Ein so gut besuchter Brauerei-Gasthof wirkt sich natürlich auch ansonsten auf das Dorfleben aus. Einerseits gibt es eine in solchen Gefilden eher ungewöhnliche Parkplatznot. Andererseits gibt es eben auch Arbeitsplätze und Aktivität tagsüber, anders als in den meisten Schlaf- und Pendeldörfern. Vielleicht konnten sich dadurch auch Bäcker und Metzger in Neunhof halten, bei 800 Einwohnern.
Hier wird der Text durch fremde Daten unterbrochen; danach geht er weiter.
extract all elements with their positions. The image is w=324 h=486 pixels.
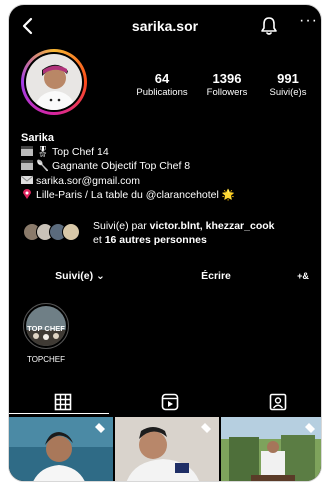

Speisekarte Wiethaler Schiefertafel

Der große Gästezuspruch macht einen Spontanbesuch zur Stoßzeit zwar manchmal ein bisschen schwierig, garantiert dafür aber einen laufenden Absatz. Soll heißen: Die Gerichte sind immer frisch, und zusätzlich zur Standardkarte gibt es meist noch ein paar weitere Schmankerl auf der Schiefertafel. Dass die fränkische Wirtshausküche fleischlastig ist, wird sicher niemanden wundern. Aber wer nicht so sehr auf Schäufele & Co. steht, findet auf der Karte beispielsweise auch so etwas wie „Variationen von Gnocchi, Waldpilz- und Spinatknödeln an Salbeibutter, Tomatensoße und Parmesanspänen, dazu Blattsalat“. Aber wir sind ja jetzt wegen des Karpfens hier.

Karpfen-Menü

Pfannkuchensuppe Karpfen

Ein anständiges Karpfen-Menü beginnt mit einer Vorsuppe. Mein Favorit ist dabei die Pfannkuchensuppe mit Leberknödel, aber je nach Saison halte ich es auch mit Kürbis- oder Spargelcremesuppe aus. Den Karpfen, der immer mit einem Salatteller (Kartoffel, Sellerie, Blattsalat) gereicht wird, gibt es dabei in verschiedenen Größen je nach Appetit. So superklein ist er aber nie. Das entscheidende Element, das über Wohl und Wehe beim Karpfen entscheidet, ist die Panade. „Gebacken“ bedeutet ja in heißem Fett ausgebacken. Also darf die Panade nicht zu dick und nicht zu dünn sein, schön knusprig, aber nicht verbrannt, fein würzig, aber nicht versalzen. Übrigens isst man die Flossen mit, so weit es geht jedenfalls. Mit den Fingern natürlich, ein Knuspersnack. Zum Abschluss kann man optional eine der Nachspeisen wählen oder aber einen heimischen Obstler. Da ich aber vorweg immer die Suppe nehme und außerdem der Fahrer bin, verzichte ich auf beides.

Franken Winter Karpfen Landschaft

Wenn es in Richtung Herbst geht, werden überall in der Region die Karpfenteiche abgelassen und „abgefischt“. Die Wiethaler-Teiche liegen dabei, sofern ich mich nicht täusche, eher etwas außerhalb des Ortes Neunhof und nicht hier in Richtung Bullach, aber jedenfalls besitzen gar nicht so wenige Wirtshäuser in Karpfenfranken noch ihre eigenen Teiche. Rechts außerhalb des Bildes (aber zu dieser Saison ohnehin nicht so besonders spektakulär) befinden sich ein paar Hopfenfelder. Wie sich das für fränkische Regionalbrauereien ziemt, stammt von hier ein Teil des Hopfens für die Wiethaler’schen Biere.

Sollte ich jemals diese Region verlassen, werde ich einiges sicher nicht vermissen. Anderes hingegen schon. Und ziemlich weit oben auf dieser Vermiss-Liste steht definitiv das fränkische Wirtshaus mit dem gebackenen Karpfen. Fahrt also sofort los, auf dass ihr noch in einem Monat mit dem „r“ im Namen ankommt. Im Mai ist nämlich alles wieder vorbei.